What is a Crossover and Why is it Important?

   By Emilie L   Categories: Audio Equipment

The basic function of any crossover, be it passive or active, analogue or digital, is to take the audio spectrum that stretches roughly from 20 Hz to 20 kHz and split it into two, three, or sometimes more bands so they can be applied to loudspeaker drive units adapted for those frequencies. In hi-fi use the crossover frequencies are usually fixed and intended for work with one particular loudspeaker design, but for sound reinforcement applications the crossover frequencies are normally variable by front panel controls.
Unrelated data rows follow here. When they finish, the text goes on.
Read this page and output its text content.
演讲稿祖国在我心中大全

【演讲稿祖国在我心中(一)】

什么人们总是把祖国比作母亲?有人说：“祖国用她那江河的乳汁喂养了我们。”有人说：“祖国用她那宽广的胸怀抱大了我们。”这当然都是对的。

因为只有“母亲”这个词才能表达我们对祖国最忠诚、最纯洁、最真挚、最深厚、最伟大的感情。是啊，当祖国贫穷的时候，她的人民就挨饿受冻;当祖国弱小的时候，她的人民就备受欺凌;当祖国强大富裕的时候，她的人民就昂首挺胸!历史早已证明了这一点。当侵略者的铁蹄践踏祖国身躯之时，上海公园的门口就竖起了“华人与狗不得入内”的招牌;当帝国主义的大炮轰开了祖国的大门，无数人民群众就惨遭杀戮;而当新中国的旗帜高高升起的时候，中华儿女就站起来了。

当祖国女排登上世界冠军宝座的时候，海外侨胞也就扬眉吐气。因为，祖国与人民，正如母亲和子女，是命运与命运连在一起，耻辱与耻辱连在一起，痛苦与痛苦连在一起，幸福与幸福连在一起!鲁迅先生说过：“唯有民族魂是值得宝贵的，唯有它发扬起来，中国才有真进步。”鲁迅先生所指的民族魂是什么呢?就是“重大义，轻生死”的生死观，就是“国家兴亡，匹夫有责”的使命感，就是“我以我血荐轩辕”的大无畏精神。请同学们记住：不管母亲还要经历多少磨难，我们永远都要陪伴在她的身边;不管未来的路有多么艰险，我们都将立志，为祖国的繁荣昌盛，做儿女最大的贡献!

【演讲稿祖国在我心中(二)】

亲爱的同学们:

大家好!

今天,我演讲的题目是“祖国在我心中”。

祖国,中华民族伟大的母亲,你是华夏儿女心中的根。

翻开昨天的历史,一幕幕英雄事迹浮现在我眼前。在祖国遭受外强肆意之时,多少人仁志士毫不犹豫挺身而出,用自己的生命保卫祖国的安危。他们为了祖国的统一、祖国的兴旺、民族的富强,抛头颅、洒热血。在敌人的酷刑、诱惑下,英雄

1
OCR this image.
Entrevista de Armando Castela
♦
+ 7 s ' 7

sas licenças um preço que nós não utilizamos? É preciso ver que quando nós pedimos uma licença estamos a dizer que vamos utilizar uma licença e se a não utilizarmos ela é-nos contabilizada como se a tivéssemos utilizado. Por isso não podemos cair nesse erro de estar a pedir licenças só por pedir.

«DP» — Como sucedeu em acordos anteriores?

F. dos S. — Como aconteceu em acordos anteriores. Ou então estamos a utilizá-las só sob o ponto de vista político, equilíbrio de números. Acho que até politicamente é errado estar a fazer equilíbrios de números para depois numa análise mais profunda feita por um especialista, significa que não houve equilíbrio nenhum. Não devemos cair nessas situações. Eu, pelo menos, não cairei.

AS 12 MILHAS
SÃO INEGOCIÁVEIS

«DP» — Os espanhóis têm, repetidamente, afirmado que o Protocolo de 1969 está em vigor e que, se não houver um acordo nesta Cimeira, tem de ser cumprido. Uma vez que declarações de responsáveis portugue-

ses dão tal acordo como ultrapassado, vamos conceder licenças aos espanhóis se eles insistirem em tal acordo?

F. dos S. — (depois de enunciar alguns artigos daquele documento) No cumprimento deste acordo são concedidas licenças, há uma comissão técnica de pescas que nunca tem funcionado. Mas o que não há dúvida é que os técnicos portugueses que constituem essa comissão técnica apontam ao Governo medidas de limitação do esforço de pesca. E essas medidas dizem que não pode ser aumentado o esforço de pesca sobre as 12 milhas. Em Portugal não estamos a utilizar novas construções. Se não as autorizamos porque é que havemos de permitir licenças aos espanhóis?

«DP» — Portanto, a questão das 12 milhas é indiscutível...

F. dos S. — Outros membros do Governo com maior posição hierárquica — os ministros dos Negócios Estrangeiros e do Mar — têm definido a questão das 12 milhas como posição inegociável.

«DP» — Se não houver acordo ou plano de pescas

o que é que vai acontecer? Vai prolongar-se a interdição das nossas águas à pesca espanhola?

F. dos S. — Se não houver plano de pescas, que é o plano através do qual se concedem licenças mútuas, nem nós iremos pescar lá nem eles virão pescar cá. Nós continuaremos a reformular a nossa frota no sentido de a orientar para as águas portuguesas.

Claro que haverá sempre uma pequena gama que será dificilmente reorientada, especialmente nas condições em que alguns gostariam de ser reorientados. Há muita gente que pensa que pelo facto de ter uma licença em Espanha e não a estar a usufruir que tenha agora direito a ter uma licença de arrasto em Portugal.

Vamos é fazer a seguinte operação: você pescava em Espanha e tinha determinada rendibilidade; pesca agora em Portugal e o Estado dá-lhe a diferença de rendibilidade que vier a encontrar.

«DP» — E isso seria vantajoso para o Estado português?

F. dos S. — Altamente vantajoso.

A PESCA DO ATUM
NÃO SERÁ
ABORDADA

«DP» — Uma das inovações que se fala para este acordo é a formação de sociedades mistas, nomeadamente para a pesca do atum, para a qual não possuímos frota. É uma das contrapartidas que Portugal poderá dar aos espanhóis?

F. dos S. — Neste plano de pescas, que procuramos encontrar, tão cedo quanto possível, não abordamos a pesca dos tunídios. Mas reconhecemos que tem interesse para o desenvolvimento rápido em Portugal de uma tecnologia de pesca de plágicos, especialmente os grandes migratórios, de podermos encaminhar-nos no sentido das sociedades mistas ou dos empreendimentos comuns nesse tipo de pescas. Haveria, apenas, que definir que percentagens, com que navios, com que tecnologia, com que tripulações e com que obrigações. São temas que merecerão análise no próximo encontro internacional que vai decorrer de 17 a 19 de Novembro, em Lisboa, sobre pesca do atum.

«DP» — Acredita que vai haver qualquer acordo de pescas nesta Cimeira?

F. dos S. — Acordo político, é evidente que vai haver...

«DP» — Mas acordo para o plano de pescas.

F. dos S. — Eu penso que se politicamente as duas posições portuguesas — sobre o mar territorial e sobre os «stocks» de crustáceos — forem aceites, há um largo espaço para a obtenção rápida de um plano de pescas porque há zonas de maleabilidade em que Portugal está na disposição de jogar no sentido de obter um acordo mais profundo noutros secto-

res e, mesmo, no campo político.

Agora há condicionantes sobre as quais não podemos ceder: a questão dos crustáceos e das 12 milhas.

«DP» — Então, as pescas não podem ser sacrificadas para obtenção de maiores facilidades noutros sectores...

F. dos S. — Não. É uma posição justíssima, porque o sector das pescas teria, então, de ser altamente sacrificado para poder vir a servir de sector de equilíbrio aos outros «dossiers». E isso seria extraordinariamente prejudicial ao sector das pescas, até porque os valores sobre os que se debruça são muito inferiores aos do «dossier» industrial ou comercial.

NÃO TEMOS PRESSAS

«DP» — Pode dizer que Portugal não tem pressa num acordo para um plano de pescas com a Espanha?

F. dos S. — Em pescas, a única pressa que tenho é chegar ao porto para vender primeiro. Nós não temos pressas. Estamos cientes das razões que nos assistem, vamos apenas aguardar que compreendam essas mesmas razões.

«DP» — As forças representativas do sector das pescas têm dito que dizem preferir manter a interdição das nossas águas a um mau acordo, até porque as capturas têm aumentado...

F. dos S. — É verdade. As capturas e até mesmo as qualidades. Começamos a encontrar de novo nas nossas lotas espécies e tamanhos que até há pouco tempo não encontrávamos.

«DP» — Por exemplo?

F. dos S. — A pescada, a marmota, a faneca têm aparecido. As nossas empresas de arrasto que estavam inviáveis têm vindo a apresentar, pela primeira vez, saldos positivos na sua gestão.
There are also other functions that are sometimes but not always performed by crossovers, and we may list them all as follows, roughly in order of importance:

  1. Splitting the audio spectrum into two, three, or occasionally more bands
  2. Equalisation to correct drive unit frequency responses
  3. Correction for unmatched drive unit sensitivities
  4. The introduction of time delays into the crossover outputs to correct for the physical alignment of drive units
  5. Equalisation to correct for interactions between drive units and the enclosure, for example, diffraction compensation
  6. Equalisation to correct for loudspeaker-room interactions, such as operating in half-space as opposed to quarter-space
  7. Enhancement of the natural LF response of the bass drive unit and enclosure by applying controlled bass boost

Most of these functions are equally applicable to both passive and active crossovers, but the time-delay function is rarely implemented in passive crossovers because it requires a lot of expensive components and involves significant power losses.

The need for any crossover at all is rooted in the impracticability of making a drive unit that can handle the whole ten-octave audio spectrum satisfactorily. This is not merely because the technology of loudspeaker construction is inadequate, but is also based on some basic physics. Ideally the acoustic output of a loudspeaker would come from a single point; with such a source the sound field is uniform, because there can be no interference effects that result from multiple sources, or from a source of finite size.

Image via Flickr user Peter Robsjerg

A tweeter has a small physical size, with a dome usually around an inch (2 or 3 cm) in diameter, and approximates fairly well to a point source. This technology works very well for high frequencies, say down to 1 kHz, but is hopelessly inadequate for bass reproduction because such a small area cannot move much air, and to reproduce bass frequencies you need to move a lot of it. Low-frequency drive units are therefore of much greater diameter, up to 12 inches for domestic hi-fi and up to 18 inches or more for sound-reinforcement applications. As cone area is proportional to the square of diameter, a 12-inch drive unit has 144 times the area of a typical tweeter, and an 18-inch unit has 324 times the area.

It is not at present technically possible to make a big low-frequency drive unit that works accurately up to 20 kHz, because as the frequency increases the cone ceases to move as a unit-it is not one of those most desirable “infinitely rigid pistons” that are always cropping up in loudspeaker theory but never in manufacturer’s catalogues. This effect is often called “cone break-up” not because the cone physically falls apart but because, due to its finite stiffness, with rising frequency its surface divides up into separate areas of vibration. This unhappy state of affairs is put to advantage in so-called “full-range” loudspeakers which have a “parasitic tweeter” in the form of a small cone, attached to the voice coil. The idea is that at higher frequencies the main cone does its own thing and is effectively decoupled from the voice coil and the tweeter cone, allowing the latter to radiate high frequencies without being restrained by the much greater mass of the main cone; what you might call a mechanical crossover. As you might imagine, there are many compromises involved in such a simple arrangement and the response is generally much inferior to a good two-way loudspeaker with separate bass unit and tweeter.

Nonetheless, the field of audio being what it is, there are a certain number of hi-fi enthusiasts who advocate full-range speakers for various reasons. Eliminating a passive crossover naturally increases power efficiency (as none is lost in the crossover components) and reduces cost.